Revendications pour la fête des Acadiens

Dans les années 70, des groupes militants acadiens, tels que le Parti acadien, revendiquent un jour férié pour le 15 août.

Au même moment, les provinces prennent davantage de place dans la vie des gens, notamment avec les compétences provinciales.

Les provinces commencent à avoir un visage et une identité qui leur est propre.

«Une chose qu’on veut bien faire quand on a une identité, c’est d’avoir une fête», explique M. Basque.

En 1976, le Nouveau-Brunswick choisit d’instaurer un congé provincial le premier lundi d’août.

L’historien rapporte qu’à ce moment-là, des groupes acadiens sont suspicieux d’un geste très politique.

«Il y a eu quelques personnes qui se sont demandé si on n’était pas en train de bloquer la possibilité d’avoir le 15 août comme jour férié», lance-t-il.

Toutes les provinces au Canada se sont dotées d’un congé provincial. Outre le Québec qui dispose d’une fête nationale fériée, les congés provinciaux n’ont pas de signification particulière.

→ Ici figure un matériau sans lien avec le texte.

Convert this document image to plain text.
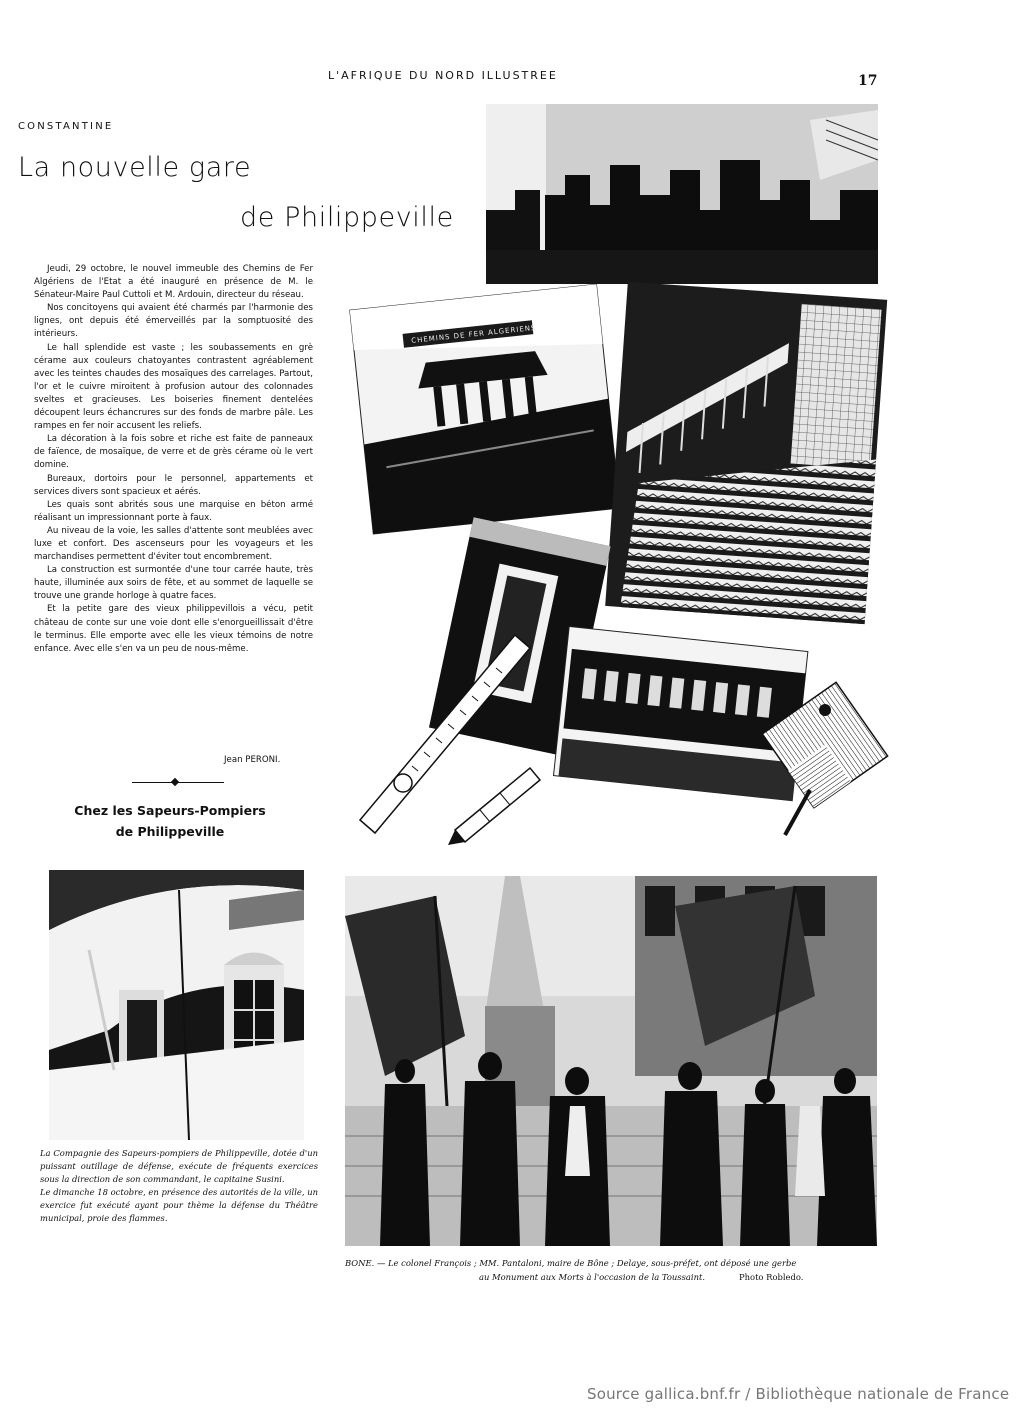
L'AFRIQUE DU NORD ILLUSTREE	17
CONSTANTINE
La nouvelle gare
de Philippeville

Jeudi, 29 octobre, le nouvel immeuble des Chemins de Fer Algériens de l'Etat a été inauguré en présence de M. le Sénateur-Maire Paul Cuttoli et M. Ardouin, directeur du réseau.

Nos concitoyens qui avaient été charmés par l'harmonie des lignes, ont depuis été émerveillés par la somptuosité des intérieurs.

Le hall splendide est vaste ; les soubassements en grè cérame aux couleurs chatoyantes contrastent agréablement avec les teintes chaudes des mosaïques des carrelages. Partout, l'or et le cuivre miroitent à profusion autour des colonnades sveltes et gracieuses. Les boiseries finement dentelées découpent leurs échancrures sur des fonds de marbre pâle. Les rampes en fer noir accusent les reliefs.

La décoration à la fois sobre et riche est faite de panneaux de faïence, de mosaïque, de verre et de grès cérame où le vert domine.

Bureaux, dortoirs pour le personnel, appartements et services divers sont spacieux et aérés.

Les quais sont abrités sous une marquise en béton armé réalisant un impressionnant porte à faux.

Au niveau de la voie, les salles d'attente sont meublées avec luxe et confort. Des ascenseurs pour les voyageurs et les marchandises permettent d'éviter tout encombrement.

La construction est surmontée d'une tour carrée haute, très haute, illuminée aux soirs de fête, et au sommet de laquelle se trouve une grande horloge à quatre faces.

Et la petite gare des vieux philippevillois a vécu, petit château de conte sur une voie dont elle s'enorgueillissait d'être le terminus. Elle emporte avec elle les vieux témoins de notre enfance. Avec elle s'en va un peu de nous-même.

Jean PERONI.
Chez les Sapeurs-Pompiers
de Philippeville
CHEMINS DE FER ALGERIENS

La Compagnie des Sapeurs-pompiers de Philippeville, dotée d'un puissant outillage de défense, exécute de fréquents exercices sous la direction de son commandant, le capitaine Susini.

Le dimanche 18 octobre, en présence des autorités de la ville, un exercice fut exécuté ayant pour thème la défense du Théâtre municipal, proie des flammes.

BONE. — Le colonel François ; MM. Pantaloni, maire de Bône ; Delaye, sous-préfet, ont déposé une gerbe
au Monument aux Morts à l'occasion de la Toussaint.	Photo Robledo.
Source gallica.bnf.fr / Bibliothèque nationale de France
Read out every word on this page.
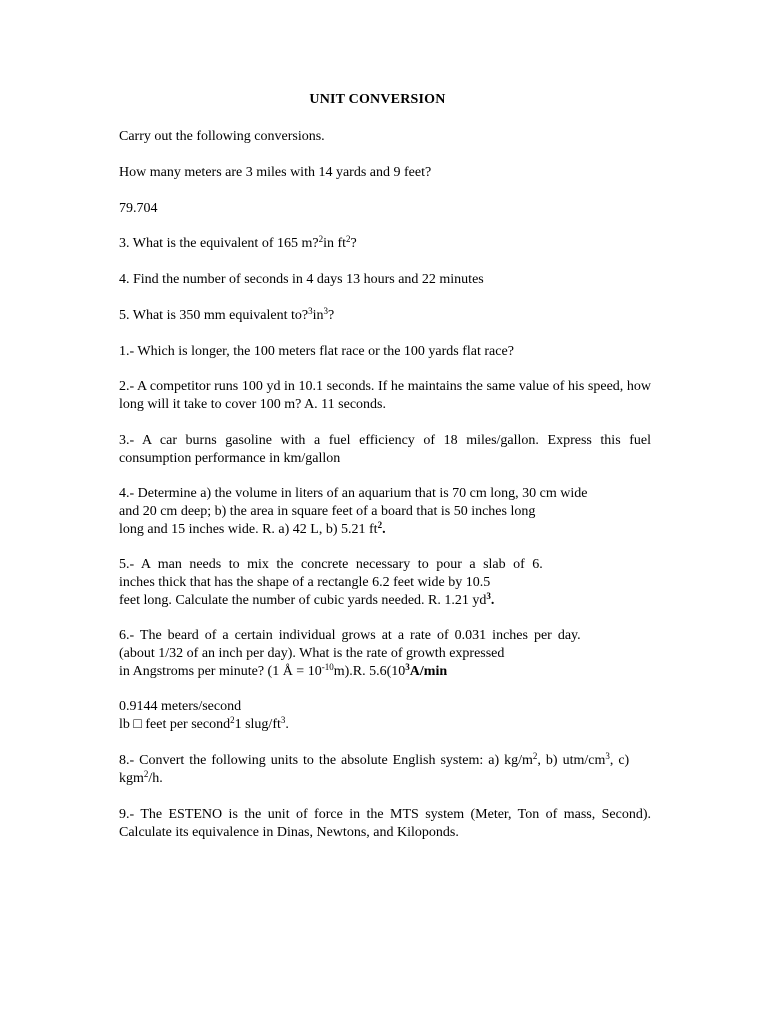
UNIT CONVERSION

Carry out the following conversions.

How many meters are 3 miles with 14 yards and 9 feet?

79.704

3. What is the equivalent of 165 m?$^2$in $ft^2$?

4. Find the number of seconds in 4 days 13 hours and 22 minutes

5. What is 350 mm equivalent $to?^3in^3$?

1.- Which is longer, the 100 meters flat race or the 100 yards flat race?

2.- A competitor runs 100 yd in 10.1 seconds. If he maintains the same value of his speed, how long will it take to cover 100 m? A. 11 seconds.

3.- A car burns gasoline with a fuel efficiency of 18 miles/gallon. Express this fuel consumption performance in km/gallon

4.- Determine a) the volume in liters of an aquarium that is 70 cm long, 30 cm wide
and 20 cm deep; b) the area in square feet of a board that is 50 inches long
long and 15 inches wide. R. a) 42 L, b) 5.21 $ft^2$.

5.- A man needs to mix the concrete necessary to pour a slab of 6.
inches thick that has the shape of a rectangle 6.2 feet wide by 10.5
feet long. Calculate the number of cubic yards needed. R. 1.21 $yd^3$.

6.- The beard of a certain individual grows at a rate of 0.031 inches per day.
(about 1/32 of an inch per day). What is the rate of growth expressed
in Angstroms per minute? (1 Å = $10^{-10}m).R$. $5.6(10^3A/\min$

0.9144 meters/second
lb □ feet per second$^2$1 slug/$ft^3$.

8.- Convert the following units to the absolute English system: a) $kg/m^2$, b) utm/$cm^3$, c)
kgm$^2$/h.

9.- The ESTENO is the unit of force in the MTS system (Meter, Ton of mass, Second). Calculate its equivalence in Dinas, Newtons, and Kiloponds.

En adoptant le premier lundi d’août comme fête provinciale au Nouveau-Brunswick, il était presque impossible que le 15 août devienne férié un jour ajoute M. Basque.

La fête des Acadiens est deux semaines après le congé provincial du Nouveau-Brunswick.

Malgré tout, bien des Acadiens décident de prendre le 15 août à leurs frais afin de célébrer en grand les couleurs de l’Acadie.

Il s’agit d’une fête que les Acadiens ont maintenue envers et contre tous à travers les années, selon M. Basque.

Jean-Marie Nadeau, auteur et militant acadien, abonde dans le même sens.

«Pour nous, dans notre cœur, c’est une journée fériée», témoigne-t-il.